In that setting, everything is very "live." I trigger every sample by hand. I think when you see an electronic music show, sometimes it's hard to process that or feel that, as opposed to seeing a band two nights in a row with the same songs being a distinctly different experience each time. For me, it's always been important to have that new material to keep it fresh. A lot of times, people will tell me, "This will be my sixth Girl Talk show this year" and they'll travel to shows. I work everyday, so I'm excited to share the new stuff - always excited to experiment and see what's going to go over well. Even when I'm putting together a record, I'll find something that works, but maybe the a cappella that's going to go on the new record fits really well with the melody from the previous record, but I've already used that melody so it can't go on the new record, but I can play that live. I'll play a lot of things live that are combinations that could have been on any album. And there are certain live tools that translate really well for the show but might not be my favorite thing for a record. Likewise, there are things that are things on the records that are mellow or a bit too complex that might not work in the show.
There's really no end to any of the material; there's only a remix of the remix, reinterpreting that old material. Changing it up live is nice for the dancers and also exciting for me. If I weren't playing as many shows, I think my work process would slow down. I'm basically forced into changing up things.
You tour so much.
Yeah, I make a point to get home as much as I can. For a lot of the year, I'll have weekends free, so I'll be home for three days and out for four. So I reset, I'm healthy, I feel good, and I can go back out there. It has kind of been nonstop for four or five years, but it's extremely difficult for me to do 30 days in a row. I haven't done that in about a year and a half. Spacing it with little breaks allows me to be mentally and physically healthy.
Do you actually like the songs that you use, or do they just go with something else in your head? Are you really an Ace of Base fan?
[Laughs] Yeah, I'm a fan of everything I sample, man. I'm kind of obsessed with radio pop and oldies stations. There's just so much out there. Twelve years of sampling songs, and there's still stuff that could go together. I still think everyday, "Oh, I've never sampled that. That works really well." Sped up or cut up, or the baseline or some element of it could work really well. I can manipulate it into a way that I love it.
Here in St. Louis, you've performed at many venues. How are those smaller shows different from what you're going to bring to the huge LouFest stage?

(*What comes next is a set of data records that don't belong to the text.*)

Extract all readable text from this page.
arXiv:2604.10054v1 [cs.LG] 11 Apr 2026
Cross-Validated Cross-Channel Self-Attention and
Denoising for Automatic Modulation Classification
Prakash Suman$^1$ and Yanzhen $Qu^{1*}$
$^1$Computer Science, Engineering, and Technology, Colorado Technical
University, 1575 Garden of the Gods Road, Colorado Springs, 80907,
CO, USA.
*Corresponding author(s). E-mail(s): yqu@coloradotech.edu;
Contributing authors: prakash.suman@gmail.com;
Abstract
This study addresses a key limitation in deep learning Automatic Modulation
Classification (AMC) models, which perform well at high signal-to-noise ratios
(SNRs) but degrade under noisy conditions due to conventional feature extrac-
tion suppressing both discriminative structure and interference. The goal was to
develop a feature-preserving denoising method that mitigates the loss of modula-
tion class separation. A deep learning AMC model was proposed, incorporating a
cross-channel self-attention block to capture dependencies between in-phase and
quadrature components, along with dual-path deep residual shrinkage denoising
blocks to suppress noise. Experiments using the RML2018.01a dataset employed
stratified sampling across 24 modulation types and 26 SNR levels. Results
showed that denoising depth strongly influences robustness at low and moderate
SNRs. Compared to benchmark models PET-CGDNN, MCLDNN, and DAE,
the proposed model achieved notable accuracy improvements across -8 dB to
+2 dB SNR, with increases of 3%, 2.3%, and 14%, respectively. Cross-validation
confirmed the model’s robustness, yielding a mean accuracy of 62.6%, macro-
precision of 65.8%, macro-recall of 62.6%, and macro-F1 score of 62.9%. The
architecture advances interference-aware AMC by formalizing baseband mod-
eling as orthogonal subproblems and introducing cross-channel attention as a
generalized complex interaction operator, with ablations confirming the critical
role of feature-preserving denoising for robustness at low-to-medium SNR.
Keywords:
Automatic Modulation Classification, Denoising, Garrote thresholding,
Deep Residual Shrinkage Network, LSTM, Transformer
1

We have elements in terms of props and productions to do as much as we can every single night. I'm not sure exactly what we'll be bringing to LouFest yet, but it's always the best it can be. There are a number of things that we can do for the outdoor show that we can't do in an indoor show. But I think a lot of the ideas in terms of the on-stage video and the props sort of came from thinking about festivals. What would appeal to a large outdoor audience? These shows, for me, are some of the most fun.